Step 1: Understanding the Concept:
For an incompressible fluid (like water) flowing through a pipe, the mass flow rate remains constant.
This leads to the Equation of Continuity, which states that the product of the cross-sectional area and the fluid velocity is constant at any point in the pipe.
Basically, the same amount of fluid that enters one end per second must exit the other end per second.
Step 2: Key Formula or Approach:
\[ A_1 v_1 = A_2 v_2 \]
Where \(A\) is cross-sectional area and \(v\) is velocity.
Step 3: Detailed Explanation:
From the problem data:
- Area of wider section (\(A_1\)) = 4 \(\text{cm}^2\).
- Velocity in wider section (\(v_1\)) = 2 m/s.
- Area of narrower section (\(A_2\)) = 1 \(\text{cm}^2\).
Substitute these values into the continuity equation:
\[ (4 \text{ cm}^2) \times (2 \text{ m/s}) = (1 \text{ cm}^2) \times v_2 \]
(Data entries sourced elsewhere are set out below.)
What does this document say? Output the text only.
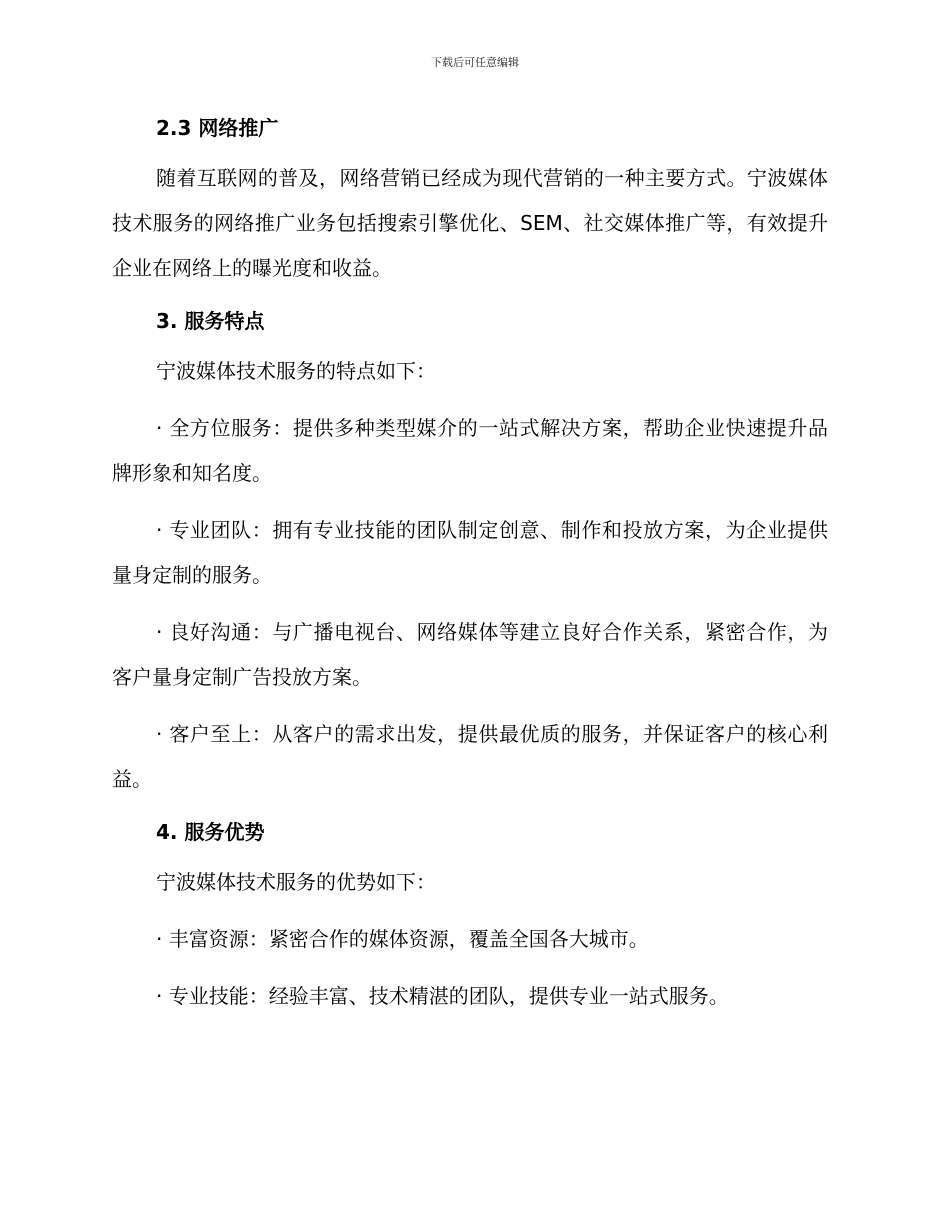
下载后可任意编辑
2.3 网络推广

随着互联网的普及，网络营销已经成为现代营销的一种主要方式。宁波媒体技术服务的网络推广业务包括搜索引擎优化、SEM、社交媒体推广等，有效提升企业在网络上的曝光度和收益。

3. 服务特点

宁波媒体技术服务的特点如下：

· 全方位服务：提供多种类型媒介的一站式解决方案，帮助企业快速提升品牌形象和知名度。

· 专业团队：拥有专业技能的团队制定创意、制作和投放方案，为企业提供量身定制的服务。

· 良好沟通：与广播电视台、网络媒体等建立良好合作关系，紧密合作，为客户量身定制广告投放方案。

· 客户至上：从客户的需求出发，提供最优质的服务，并保证客户的核心利益。

4. 服务优势

宁波媒体技术服务的优势如下：

· 丰富资源：紧密合作的媒体资源，覆盖全国各大城市。

· 专业技能：经验丰富、技术精湛的团队，提供专业一站式服务。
\[ 8 \text{ cm}^2 \cdot \text{m/s} = 1 \text{ cm}^2 \cdot v_2 \]
Solve for \(v_2\):
\[ v_2 = \frac{8}{1} = 8 \text{ m/s} \]
The units of area (\(\text{cm}^2\)) cancel out, so conversion to SI units was not strictly necessary here, though it is good practice in complex problems.
Step 4: Final Answer:
The velocity in the narrower section is 8 m/s.